Justine Triet a l’intelligence de mettre le spectateur quasiment à la place des jurés qui devront porter une appréciation sur ce crime ou ce suicide. En réalité, on pourrait résumer ce long-métrage à une séquence de procès, mais Anatomie d’une chute est bien plus que cela. Il s’agit surtout du portrait d’une écrivaine dont la vision du monde et les évènements de sa vie servent à nourrir ses romans. Il y a chez elle une sorte de violence enfouie mais qui ne la rend jamais détestable. L’écriture du scénario use de multiples artifices pour semer le trouble dans la perception d’une réalité passée d’un homme qui aurait pu se jeter par une fenêtre. On pense à des grands portraits de femmes dans la littérature, tant la réalisatrice a travaillé le personnage.

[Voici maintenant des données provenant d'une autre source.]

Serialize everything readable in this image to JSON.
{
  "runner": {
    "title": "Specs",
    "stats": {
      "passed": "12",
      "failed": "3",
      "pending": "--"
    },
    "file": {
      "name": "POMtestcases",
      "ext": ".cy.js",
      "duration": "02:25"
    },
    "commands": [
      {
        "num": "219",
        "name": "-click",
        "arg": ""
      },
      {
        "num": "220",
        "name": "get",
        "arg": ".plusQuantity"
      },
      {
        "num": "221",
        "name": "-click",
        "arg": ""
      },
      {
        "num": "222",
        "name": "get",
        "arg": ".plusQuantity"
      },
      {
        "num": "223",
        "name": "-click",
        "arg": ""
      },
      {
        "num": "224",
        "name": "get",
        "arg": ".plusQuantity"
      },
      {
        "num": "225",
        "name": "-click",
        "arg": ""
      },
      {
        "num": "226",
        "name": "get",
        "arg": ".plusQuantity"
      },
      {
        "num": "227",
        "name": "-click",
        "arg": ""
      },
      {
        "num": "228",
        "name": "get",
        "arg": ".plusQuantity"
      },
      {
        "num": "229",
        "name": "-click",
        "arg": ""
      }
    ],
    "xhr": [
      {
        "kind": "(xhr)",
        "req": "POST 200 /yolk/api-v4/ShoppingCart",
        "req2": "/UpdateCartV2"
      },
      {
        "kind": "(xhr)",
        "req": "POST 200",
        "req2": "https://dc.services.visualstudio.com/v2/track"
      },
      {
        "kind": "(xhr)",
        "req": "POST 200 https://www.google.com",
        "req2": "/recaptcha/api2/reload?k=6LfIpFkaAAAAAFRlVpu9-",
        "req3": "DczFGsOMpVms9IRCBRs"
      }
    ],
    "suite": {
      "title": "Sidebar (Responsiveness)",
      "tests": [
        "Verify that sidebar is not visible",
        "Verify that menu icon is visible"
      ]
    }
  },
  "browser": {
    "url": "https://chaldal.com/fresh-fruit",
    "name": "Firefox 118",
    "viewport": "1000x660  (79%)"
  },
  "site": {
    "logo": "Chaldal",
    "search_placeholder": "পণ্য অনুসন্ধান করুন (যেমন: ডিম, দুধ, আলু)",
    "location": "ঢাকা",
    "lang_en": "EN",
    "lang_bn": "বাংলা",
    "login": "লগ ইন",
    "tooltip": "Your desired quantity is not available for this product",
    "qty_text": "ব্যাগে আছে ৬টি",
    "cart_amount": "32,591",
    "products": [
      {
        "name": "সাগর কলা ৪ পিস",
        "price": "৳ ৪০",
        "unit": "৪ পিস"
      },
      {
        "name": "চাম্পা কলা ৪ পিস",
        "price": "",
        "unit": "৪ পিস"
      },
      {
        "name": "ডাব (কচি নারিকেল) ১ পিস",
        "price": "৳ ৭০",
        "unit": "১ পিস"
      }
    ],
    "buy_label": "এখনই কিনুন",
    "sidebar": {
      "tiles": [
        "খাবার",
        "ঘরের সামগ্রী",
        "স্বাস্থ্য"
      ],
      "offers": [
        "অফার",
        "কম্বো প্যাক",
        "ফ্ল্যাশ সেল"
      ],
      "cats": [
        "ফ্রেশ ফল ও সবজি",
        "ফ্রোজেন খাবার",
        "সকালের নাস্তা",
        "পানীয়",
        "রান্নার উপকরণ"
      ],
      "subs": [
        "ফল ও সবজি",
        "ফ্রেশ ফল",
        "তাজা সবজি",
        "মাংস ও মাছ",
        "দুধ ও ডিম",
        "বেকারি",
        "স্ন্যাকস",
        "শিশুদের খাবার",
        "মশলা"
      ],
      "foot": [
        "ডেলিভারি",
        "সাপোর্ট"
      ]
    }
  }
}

L’intérêt du film ne se résume pas au personnage central de Sandra. Tous les protagonistes qui l’entourent prennent une part tout à fait importante dans le récit, qu’il s’agisse du jeune enfant aveugle, de l’avocat, du procureur et même de la présidente du tribunal. Ils servent la mécanique diabolique de l’univers de la justice où un mot de trop, une approximation peuvent devenir un drame. La puissance évocatrice de la narration permet de révéler tous les enjeux et les tourments des personnages qui gravitent autour de cette femme. Certains la voudraient coupables, par colère, jalousie ou haine, quand d’autres lui pardonnent, laissant supposer qu’elle-même était victime des violences de son conjoint ; et enfin d’autres la désirent innocentes, tout simplement parce que la justice doit être raisonnable.
Anatomie d’une chute déroule ainsi une multiplicité de personnages à l’intérieur de celui de Sandra. La comédienne passe en effet par des multiples émotions, des postures plurielles qui la rendent à chaque fois plus impénétrable et complexe. Et pourtant, miraculeusement, on finit par éprouver une forme d’empathie pour elle, tout le contraire du procureur par exemple qui ne fait que son travail au service de la vérité. Il faut saluer la maîtrise parfaite dont fait preuve Justine Triet dans son film. Elle est parvenue à un acte de création magique : faire de son film une immense page de littérature.